La puerta del coche se abrió, pero no fue forzada por el Hermano Yang y sus hombres; fue Chen Hao quien la abrió por sí mismo.
—Vaya, vaya, el chico es bastante cooperativo.
Xiao Liang, ¡dale un final rápido!
—dijo el Hermano Yang cuando vio que Chen Hao abría la puerta del coche por sí mismo.
Sacó casualmente un pequeño cuchillo de su cintura y lo lanzó al hombre de pelo largo que estaba a su lado.
El hombre de pelo largo atrapó el cuchillo, una sonrisa maliciosa se extendió por su rostro:
—Chico, ¡no vengas a buscarme cuando seas un fantasma!
Mientras hablaba, no dudó en clavar el cuchillo directamente hacia el cuello de Chen Hao con movimientos hábiles, ¡claramente no era la primera vez que intentaba un asesinato!

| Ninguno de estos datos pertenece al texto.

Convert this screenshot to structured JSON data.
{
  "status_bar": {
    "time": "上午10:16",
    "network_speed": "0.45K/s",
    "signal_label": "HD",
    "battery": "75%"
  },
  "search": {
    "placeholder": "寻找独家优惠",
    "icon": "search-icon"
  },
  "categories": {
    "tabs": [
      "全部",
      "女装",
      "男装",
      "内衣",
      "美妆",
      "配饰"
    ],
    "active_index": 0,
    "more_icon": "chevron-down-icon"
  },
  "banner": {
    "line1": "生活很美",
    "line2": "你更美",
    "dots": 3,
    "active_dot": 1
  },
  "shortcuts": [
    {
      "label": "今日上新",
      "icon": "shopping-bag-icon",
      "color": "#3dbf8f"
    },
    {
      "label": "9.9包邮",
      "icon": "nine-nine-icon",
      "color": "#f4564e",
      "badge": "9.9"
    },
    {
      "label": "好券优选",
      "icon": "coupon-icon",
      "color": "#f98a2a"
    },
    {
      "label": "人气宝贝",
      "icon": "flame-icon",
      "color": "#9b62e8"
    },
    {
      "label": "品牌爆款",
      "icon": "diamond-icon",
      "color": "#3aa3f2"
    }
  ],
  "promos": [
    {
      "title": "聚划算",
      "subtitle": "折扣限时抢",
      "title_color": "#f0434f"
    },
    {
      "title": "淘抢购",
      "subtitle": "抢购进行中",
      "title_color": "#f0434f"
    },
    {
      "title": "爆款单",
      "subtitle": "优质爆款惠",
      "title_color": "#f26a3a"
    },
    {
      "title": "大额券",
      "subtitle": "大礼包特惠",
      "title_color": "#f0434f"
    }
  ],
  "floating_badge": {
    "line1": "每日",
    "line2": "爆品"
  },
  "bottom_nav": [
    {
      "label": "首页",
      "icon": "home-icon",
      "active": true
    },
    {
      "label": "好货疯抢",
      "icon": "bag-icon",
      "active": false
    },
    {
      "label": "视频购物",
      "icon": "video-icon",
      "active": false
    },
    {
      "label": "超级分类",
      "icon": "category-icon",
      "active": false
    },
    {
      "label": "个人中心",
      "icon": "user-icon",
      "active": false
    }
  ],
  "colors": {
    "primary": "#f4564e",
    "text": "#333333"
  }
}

Li Bingshuang solo pudo dejar escapar un grito de alarma, luego abrió mucho los ojos, su hermoso rostro lleno de preocupación y tensión.
¡Bofetada!
Los gritos de desesperación de la mujer, los gritos de conmoción de Li Bingshuang y las risas desvergonzadas de varios hombres se elevaron en este tramo desolado de carretera.
Sin embargo, en medio de esos sonidos, también se escuchó el claro sonido de una bofetada.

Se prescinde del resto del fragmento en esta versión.